Письмо оказалось коротеньким и незаконченным. Зато фотография была чудесной. С плотного картона строго и взыскательно смотрела юная женщина с темными глазами и детским ртом. Её трудно было назвать красивой, но отчего-то сразу было ясно, что она могла быть всякой: любящей, нежной, непобедимой, страдающей и поверженной... Прародительница чьего-то рода. Властительница чьих-то дум. На обороте значилось: "Придворный фотографъ Его Королевского Высочества наследного принца сиамского Ф. И. Подзоровъ. 1914 год. Владивостокъ. Негативы сохраняются". Фотографии тоже прекрасно сохраняются. По крайней мере, первые сто лет. Проверено опытным путём. А золотые буквы заставляют произносить какие-то невероятные слова про сиамских принцев.

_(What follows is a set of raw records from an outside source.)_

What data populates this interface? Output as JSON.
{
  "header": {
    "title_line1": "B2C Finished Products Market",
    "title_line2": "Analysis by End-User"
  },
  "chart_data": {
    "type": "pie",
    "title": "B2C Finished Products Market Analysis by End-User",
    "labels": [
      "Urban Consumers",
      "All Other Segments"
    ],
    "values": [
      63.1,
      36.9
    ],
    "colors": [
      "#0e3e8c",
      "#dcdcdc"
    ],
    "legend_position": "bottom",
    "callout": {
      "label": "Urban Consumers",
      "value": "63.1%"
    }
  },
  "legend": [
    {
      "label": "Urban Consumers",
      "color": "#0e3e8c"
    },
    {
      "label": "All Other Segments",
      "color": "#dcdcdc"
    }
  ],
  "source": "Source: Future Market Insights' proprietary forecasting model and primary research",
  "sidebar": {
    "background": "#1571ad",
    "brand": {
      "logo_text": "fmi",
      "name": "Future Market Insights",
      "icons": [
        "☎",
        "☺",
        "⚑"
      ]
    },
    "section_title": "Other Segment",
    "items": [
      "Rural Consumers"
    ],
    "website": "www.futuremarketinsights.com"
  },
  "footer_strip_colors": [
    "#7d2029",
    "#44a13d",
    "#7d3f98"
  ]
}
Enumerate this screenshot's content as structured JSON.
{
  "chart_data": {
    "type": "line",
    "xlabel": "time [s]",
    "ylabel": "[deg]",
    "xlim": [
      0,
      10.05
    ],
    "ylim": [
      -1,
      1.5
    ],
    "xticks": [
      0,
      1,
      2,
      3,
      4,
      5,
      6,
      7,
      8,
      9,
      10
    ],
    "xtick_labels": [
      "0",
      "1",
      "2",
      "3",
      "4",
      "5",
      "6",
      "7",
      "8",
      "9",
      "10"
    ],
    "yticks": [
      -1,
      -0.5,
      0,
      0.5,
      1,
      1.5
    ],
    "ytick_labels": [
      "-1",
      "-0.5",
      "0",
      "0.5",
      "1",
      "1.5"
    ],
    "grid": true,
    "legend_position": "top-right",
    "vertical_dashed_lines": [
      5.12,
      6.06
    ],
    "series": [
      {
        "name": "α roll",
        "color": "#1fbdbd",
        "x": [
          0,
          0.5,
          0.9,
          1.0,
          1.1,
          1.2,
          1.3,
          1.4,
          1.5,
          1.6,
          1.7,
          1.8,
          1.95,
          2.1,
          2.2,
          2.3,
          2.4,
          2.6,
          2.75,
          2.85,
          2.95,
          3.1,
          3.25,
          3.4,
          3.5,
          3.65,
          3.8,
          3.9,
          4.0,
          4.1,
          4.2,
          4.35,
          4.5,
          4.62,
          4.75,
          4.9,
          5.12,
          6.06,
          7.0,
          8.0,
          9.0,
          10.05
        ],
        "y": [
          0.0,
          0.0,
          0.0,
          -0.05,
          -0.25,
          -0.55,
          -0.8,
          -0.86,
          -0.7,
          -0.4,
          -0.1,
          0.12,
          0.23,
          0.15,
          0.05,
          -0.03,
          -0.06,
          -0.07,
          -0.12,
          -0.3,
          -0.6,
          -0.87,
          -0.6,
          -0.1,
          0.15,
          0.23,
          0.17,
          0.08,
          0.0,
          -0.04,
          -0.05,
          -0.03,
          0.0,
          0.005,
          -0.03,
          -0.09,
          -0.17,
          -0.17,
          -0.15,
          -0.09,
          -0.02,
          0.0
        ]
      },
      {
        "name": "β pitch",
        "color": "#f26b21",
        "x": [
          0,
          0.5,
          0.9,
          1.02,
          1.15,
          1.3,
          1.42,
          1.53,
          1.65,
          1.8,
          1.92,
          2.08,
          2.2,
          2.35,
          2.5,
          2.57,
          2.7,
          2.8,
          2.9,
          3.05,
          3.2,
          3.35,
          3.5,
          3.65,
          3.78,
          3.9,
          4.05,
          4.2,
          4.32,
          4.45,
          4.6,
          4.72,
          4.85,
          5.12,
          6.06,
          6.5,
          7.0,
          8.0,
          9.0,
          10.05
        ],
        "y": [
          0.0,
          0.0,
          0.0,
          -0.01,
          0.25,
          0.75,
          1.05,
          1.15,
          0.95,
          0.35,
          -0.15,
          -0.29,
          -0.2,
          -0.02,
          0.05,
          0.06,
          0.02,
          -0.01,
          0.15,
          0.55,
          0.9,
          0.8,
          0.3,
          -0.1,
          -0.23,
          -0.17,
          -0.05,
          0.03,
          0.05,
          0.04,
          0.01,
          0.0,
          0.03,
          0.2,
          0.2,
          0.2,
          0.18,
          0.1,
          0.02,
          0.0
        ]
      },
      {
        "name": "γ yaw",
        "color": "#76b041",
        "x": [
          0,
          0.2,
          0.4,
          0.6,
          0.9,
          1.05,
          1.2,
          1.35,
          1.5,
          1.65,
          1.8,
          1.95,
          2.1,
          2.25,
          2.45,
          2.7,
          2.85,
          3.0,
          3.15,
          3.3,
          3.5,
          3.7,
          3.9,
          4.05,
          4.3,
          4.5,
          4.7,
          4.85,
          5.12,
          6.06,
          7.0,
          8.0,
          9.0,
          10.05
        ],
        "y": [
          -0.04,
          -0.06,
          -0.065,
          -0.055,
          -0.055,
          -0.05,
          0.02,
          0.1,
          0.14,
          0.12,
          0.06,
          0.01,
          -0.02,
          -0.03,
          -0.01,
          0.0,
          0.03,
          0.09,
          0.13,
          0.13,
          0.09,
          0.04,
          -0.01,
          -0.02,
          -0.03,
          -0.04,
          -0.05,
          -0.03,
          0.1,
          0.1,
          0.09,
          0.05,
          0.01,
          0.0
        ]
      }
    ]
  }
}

Сильный порыв ветра оповестил ее о том, что тайны взломанного чердака никогда не существовало, как (очевидно, с недавних пор) и стекла в окошке в конце анфилады: его осколки на полу очень красиво преломляли прекрасный свет Прованса. Разбитое окно, сквозняк, мистраль, чердак, чужое письмо и фотография столетней давности - дом, кажется, в ее отсутствие (и вместе с ней) тоже ненадолго лишился чувств. Или, может быть, устал хранить свои секреты?.. Чьи-то старые тайны рвались на свет из старого чемодана, чье содержимое она только начала исследовать, но, очевидно, что всему остальному придётся немного подождать. Сначала следовало заняться разбитым стеклом.
- Знаешь, время, я совершенно не рассчитывала на то, что ты примешься высаживать окна, - вздохнула она и отправилась вниз, чтобы позвонить тем, кто должен был быть в курсе и мог помочь: мужу, сантехнику-мастеру на все руки и Изабель.
Изабель удивилась и посоветовала звонить сантехнику. Муж начал задавать риторические вопросы и, кажется, не поверил, что замок сломала не она. Они почти поссорились. Сантехник повёл себя наиболее дальновидно - предпочёл просто не брать трубку. Можно сказать, проявил благородство. Или чувство самосохранения: разговаривать с разозленной женщиной - то ещё удовольствие.